林婉兮胃内窜起一股无可名状的恶心,扶着墙,呕吐半晌。
萧逸尘递来一方帕子。
“叫个御医过来瞧瞧?”
林婉兮摆摆手,“不用,赶快提审林初晴吧。”当下之急,是对付张祥仁。
萧逸尘见林婉兮嘴唇泛白,脸色不太好,眼底是掩饰不住的心疼,原本这大狱也不是她该来的地方。
是该寻些名贵补品,给兮儿补补身子了。
回头吩咐赵青,“把林初晴提到前堂。”
前堂是大人们传达指令,书写文案的地方,犯人提到前堂不合乎规矩,也没有先例。
赵青跟着萧逸尘多年,老大向来心思缜密,是个刻板守规矩的人。
但在少夫人面前,所有身为臣子该坚守的规矩,好像都不是规矩了。
赵青迟疑一瞬,“是。”领命去大狱提林初晴。
林婉兮坐在大堂软椅里,喝了半盏茶,才压下胸口那股恶心,没好气地瞅了一眼萧逸尘,抱怨。
“你们这青鸾卫大狱,味道也太冲了。

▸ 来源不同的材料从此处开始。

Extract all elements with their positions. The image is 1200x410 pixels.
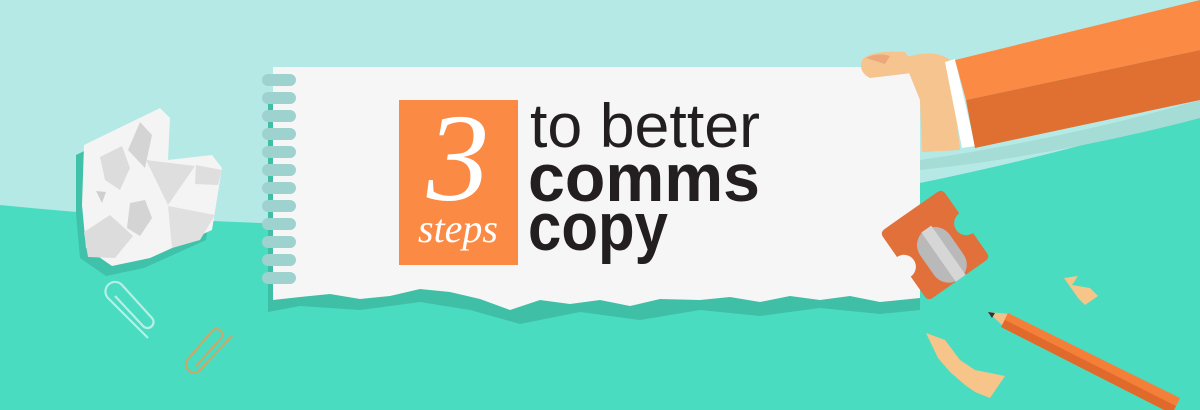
icon: paperclip brown — [186, 329, 232, 373]
title text — [528, 92, 760, 265]
title text: copy — [528, 189, 668, 265]
title badge: 3 steps: steps — [418, 206, 498, 251]
icon: shavings — [926, 276, 1098, 398]
icon: hand and sleeve — [861, 0, 1200, 170]
icon: pencil — [988, 312, 1180, 410]
title text: to better — [530, 92, 760, 161]
spiral rings — [262, 74, 296, 284]
title badge: 3 steps — [399, 90, 518, 265]
panel: torn notebook paper — [262, 67, 920, 324]
icon: crumpled paper ball — [76, 108, 222, 276]
icon: paperclip light — [105, 282, 154, 338]
title text: comms — [528, 140, 760, 216]
icon: pencil sharpener — [880, 189, 990, 301]
title badge: 3 steps: 3 — [426, 90, 489, 228]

”
萧逸尘愧疚地瞅了她一眼,“让你受苦了,若不是那个林初晴过于执拗,我定不会让你受这份苦。”
这话说得,林婉兮都不知道该接什么话好了。
林婉兮也不知道最近怎么了,整日犯困不说,动不动就犯恶心,也许是最近事情太多,没休息好所致。
林初晴被带了上来,穿着一身囚服,却不似旁的罪犯那般蓬头垢面,尚存几分世家贵妇姬妾该有的体面。
原本经常坐在一个桌子上吃饭的姐妹,如今一坐一站,一个成了人人尊重的世子夫人,一个成了阶下囚。
林初晴昂着头站在萧逸尘和林婉兮面前。
“我只和她说。”
这话是对萧逸尘和赵青说的。
萧逸尘冷眸睨向林初晴。
“你若是胆敢耍什么花样,永远别想活走出青鸾卫的大狱。”
萧逸尘警告完林初晴,带着赵青离开,出了门,递给躲在房顶的无踪无影一个眼神。